Mais que o evento, as pessoas queriam conhecer a máquina, pagando ingresso por isso, até que um vigia noturno da feira, desconfiado, resolveu ficar de espreita após a bolsa de uma visitante ter sido furtada bem no local onde o suposto robô circulava e ficava desligado à noite. A certa altura, ele percebeu que o robô descansou o pé numa parede e logo depois deu um espirro! Não pensou duas vezes: chamou a polícia, que descobriu a farsa, prendeu o robô e o dono, numa das madrugadas mais agitadas que Floripa já viveu.

A história tem mais duas versões, incluindo a de que um anão que ficava dentro da máquina de lata decidiu ir ao banheiro fazer xixi e foi desmascarada por alguém que o seguiu e ficou espiando por uma fresta…

A farsa do robô apresentado em evento de tecnologia virou crônica – Foto: Arquivo pessoal/ND

Inclusão social por meio da tecnologia

Formado em engenharia elétrica e administração de empresas, Heitor S. Thiago tem pós-graduações em marketing, computação e gestão da inovação.
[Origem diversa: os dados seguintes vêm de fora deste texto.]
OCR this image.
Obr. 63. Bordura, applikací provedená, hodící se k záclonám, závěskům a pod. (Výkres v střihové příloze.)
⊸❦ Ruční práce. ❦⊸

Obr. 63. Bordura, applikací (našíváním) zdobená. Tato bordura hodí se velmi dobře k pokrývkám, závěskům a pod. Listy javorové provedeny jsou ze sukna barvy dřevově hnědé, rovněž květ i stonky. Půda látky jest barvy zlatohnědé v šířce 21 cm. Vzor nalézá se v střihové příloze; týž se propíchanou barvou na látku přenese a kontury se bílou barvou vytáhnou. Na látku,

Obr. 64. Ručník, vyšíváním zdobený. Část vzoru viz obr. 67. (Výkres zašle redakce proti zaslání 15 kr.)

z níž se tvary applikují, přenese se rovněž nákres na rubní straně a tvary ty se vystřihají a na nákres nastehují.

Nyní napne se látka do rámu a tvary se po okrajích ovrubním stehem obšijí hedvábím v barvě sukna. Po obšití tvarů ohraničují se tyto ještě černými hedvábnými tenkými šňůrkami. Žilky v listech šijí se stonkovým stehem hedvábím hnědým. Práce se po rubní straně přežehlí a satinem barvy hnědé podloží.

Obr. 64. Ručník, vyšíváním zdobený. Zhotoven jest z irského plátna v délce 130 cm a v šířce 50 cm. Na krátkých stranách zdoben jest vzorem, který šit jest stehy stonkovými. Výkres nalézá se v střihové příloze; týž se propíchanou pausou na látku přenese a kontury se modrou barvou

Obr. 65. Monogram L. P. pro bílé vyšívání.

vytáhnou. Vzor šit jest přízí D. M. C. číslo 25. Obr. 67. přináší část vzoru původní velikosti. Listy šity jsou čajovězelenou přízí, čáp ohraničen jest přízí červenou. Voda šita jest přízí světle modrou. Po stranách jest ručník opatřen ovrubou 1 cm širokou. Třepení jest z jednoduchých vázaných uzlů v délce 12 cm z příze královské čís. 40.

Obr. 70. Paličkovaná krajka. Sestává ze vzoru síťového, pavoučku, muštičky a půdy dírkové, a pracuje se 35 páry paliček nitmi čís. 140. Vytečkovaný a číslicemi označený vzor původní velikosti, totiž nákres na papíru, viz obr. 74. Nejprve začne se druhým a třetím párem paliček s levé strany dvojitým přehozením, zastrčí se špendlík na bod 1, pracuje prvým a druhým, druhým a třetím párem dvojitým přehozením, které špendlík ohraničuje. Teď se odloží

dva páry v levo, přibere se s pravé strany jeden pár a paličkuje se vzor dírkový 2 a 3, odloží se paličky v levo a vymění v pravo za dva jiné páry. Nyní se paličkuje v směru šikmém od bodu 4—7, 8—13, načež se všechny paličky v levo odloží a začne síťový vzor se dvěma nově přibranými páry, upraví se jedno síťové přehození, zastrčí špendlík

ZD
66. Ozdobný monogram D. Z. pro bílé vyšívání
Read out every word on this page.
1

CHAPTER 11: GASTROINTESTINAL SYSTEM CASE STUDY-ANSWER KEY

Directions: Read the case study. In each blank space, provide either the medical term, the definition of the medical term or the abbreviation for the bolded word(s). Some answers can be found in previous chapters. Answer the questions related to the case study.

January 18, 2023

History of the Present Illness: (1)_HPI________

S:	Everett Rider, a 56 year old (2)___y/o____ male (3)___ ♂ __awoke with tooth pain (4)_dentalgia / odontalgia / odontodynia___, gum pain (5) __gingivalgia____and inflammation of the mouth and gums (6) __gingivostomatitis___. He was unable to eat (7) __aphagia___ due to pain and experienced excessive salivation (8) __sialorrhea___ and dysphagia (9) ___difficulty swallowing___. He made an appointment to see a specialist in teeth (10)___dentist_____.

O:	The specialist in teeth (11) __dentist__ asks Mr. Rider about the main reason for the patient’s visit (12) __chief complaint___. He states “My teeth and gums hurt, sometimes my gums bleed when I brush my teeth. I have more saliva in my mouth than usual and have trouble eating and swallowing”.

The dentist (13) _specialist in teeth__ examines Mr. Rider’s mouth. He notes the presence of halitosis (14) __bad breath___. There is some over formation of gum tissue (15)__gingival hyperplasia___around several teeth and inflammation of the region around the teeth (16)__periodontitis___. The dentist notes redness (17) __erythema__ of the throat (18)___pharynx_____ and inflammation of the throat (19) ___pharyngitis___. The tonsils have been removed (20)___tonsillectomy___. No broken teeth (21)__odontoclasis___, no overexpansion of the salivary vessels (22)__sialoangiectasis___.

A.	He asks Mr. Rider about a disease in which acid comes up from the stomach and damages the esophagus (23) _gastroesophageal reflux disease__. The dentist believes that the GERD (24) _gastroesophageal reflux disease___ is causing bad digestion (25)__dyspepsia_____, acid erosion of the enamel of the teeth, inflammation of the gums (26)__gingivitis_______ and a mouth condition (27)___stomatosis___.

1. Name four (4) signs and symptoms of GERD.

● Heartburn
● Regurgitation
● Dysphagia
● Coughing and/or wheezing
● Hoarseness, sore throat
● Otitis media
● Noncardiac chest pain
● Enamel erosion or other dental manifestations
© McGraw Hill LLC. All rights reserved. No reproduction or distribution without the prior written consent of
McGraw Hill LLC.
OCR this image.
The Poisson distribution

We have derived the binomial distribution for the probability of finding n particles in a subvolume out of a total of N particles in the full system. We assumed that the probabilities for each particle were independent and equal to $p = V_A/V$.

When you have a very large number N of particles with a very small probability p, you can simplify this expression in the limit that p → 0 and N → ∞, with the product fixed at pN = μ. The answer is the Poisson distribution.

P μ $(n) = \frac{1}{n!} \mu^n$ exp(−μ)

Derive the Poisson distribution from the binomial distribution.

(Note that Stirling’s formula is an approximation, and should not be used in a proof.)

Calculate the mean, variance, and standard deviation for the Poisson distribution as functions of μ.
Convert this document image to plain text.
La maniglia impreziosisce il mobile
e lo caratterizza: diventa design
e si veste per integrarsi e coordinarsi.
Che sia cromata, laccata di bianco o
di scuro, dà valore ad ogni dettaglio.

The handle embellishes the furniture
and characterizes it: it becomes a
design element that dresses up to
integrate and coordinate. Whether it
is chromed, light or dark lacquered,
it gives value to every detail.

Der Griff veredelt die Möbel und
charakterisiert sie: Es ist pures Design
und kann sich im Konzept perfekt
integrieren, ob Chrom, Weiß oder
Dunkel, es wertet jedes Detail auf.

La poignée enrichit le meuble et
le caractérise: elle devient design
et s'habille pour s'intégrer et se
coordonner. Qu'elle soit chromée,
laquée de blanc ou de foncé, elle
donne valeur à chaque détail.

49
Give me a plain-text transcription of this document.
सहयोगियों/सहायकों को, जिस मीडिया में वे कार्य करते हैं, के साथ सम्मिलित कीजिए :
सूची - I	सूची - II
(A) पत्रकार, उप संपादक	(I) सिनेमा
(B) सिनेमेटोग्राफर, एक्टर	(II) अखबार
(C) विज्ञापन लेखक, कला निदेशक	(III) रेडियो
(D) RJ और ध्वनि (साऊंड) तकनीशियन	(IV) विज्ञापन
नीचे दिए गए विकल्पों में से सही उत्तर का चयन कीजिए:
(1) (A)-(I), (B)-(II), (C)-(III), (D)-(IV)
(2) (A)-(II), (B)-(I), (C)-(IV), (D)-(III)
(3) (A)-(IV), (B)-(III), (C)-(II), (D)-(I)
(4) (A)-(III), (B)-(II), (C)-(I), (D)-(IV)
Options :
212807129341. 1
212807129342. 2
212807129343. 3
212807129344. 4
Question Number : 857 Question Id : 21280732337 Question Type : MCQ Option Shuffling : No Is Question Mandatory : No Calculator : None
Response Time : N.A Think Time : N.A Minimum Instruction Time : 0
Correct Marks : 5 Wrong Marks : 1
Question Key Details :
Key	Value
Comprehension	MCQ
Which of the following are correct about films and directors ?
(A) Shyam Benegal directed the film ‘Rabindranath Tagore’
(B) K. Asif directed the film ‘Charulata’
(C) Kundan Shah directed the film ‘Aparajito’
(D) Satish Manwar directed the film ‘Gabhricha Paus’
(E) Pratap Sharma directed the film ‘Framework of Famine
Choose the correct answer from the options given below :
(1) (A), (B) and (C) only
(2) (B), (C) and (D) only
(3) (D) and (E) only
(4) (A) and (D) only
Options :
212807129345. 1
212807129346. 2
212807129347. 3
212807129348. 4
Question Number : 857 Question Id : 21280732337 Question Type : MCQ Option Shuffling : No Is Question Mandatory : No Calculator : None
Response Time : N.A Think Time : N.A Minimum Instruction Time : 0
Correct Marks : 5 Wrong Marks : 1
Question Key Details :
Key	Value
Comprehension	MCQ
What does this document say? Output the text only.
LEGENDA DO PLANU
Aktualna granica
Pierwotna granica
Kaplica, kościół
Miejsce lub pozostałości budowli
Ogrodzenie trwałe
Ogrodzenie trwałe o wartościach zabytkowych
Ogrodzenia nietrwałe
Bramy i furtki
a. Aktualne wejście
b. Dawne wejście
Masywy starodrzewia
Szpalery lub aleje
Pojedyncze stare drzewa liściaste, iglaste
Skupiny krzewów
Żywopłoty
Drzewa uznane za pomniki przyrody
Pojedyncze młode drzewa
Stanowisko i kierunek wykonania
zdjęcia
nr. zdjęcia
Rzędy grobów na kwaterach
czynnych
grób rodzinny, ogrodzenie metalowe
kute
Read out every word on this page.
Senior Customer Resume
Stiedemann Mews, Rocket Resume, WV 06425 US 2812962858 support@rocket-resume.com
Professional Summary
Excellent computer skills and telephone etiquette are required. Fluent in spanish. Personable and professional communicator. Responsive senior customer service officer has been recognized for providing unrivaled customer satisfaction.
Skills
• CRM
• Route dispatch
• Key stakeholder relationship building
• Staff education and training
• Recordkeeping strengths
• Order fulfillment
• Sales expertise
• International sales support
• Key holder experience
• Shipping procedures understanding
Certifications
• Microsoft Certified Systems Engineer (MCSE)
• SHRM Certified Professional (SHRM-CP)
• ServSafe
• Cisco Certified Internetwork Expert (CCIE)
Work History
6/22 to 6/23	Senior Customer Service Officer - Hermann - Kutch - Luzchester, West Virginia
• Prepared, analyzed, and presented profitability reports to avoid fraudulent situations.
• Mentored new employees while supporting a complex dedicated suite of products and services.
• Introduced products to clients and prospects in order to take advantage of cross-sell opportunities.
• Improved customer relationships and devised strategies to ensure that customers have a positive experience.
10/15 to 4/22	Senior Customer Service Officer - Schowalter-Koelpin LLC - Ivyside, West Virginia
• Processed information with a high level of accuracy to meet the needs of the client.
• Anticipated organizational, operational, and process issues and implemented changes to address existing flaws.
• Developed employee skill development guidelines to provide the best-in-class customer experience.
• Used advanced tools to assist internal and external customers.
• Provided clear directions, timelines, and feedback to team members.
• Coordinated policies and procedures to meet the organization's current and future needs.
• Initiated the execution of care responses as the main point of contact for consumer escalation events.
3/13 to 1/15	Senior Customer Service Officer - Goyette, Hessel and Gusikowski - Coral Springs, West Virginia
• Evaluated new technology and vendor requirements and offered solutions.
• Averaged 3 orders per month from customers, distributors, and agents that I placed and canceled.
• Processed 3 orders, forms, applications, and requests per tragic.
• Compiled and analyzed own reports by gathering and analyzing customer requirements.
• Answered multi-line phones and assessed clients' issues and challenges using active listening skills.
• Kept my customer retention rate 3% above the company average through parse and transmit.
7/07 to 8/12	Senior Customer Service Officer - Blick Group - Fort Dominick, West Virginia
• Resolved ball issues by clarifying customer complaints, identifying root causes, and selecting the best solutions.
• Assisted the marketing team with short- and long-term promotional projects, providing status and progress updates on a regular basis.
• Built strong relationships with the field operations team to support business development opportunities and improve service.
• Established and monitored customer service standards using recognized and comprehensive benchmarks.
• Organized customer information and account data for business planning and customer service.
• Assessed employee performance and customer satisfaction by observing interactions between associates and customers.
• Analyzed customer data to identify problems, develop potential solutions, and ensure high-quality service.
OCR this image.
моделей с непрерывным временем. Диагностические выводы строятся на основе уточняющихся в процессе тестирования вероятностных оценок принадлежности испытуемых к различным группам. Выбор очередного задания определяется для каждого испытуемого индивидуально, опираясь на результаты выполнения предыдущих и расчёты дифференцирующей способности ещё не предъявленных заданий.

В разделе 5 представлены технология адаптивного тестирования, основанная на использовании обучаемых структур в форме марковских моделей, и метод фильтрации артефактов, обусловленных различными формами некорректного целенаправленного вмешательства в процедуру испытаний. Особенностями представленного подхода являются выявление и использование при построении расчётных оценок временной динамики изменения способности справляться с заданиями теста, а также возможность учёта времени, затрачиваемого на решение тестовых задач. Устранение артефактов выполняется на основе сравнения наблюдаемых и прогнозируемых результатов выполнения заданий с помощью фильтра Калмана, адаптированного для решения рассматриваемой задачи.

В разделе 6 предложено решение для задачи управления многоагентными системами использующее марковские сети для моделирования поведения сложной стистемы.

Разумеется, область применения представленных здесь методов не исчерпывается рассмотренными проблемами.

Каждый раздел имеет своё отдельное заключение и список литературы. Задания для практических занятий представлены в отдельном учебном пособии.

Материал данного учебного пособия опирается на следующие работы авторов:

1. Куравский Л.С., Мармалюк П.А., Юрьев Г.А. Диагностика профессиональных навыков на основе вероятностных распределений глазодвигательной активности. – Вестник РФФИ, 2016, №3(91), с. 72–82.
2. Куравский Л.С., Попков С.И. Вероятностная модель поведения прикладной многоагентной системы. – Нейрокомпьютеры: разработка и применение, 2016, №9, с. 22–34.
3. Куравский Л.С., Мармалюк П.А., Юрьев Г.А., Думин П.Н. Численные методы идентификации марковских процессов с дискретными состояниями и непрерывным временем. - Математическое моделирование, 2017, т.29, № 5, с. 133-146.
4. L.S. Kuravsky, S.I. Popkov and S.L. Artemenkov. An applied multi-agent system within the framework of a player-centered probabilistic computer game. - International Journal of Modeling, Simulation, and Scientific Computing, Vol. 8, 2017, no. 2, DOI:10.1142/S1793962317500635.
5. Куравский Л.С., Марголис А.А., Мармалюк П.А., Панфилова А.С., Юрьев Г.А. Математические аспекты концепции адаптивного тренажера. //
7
Depois de trabalhar muitos anos na antiga Telesc (Telecomunicações de Santa Catarina), sempre na área de informática, seguiu carreira como analista de sistemas e programador de computadores, até que passou a fazer parte do CPDI (Criando Pontes Digitais Inclusivas), associação que oferece cursos e formação com foco na inclusão social, onde é hoje diretor executivo.

“Já beneficiamos mais de 30 mil pessoas em todo o Estado”, informa. Os beneficiados têm entre 16 a mais de 60 anos, dentro da missão de “transformar vidas, fortalecer comunidades por meio da formação em tecnologias da informação e comunicação e de um aprendizado complementar voltado à prática da cidadania e do empreendedorismo”.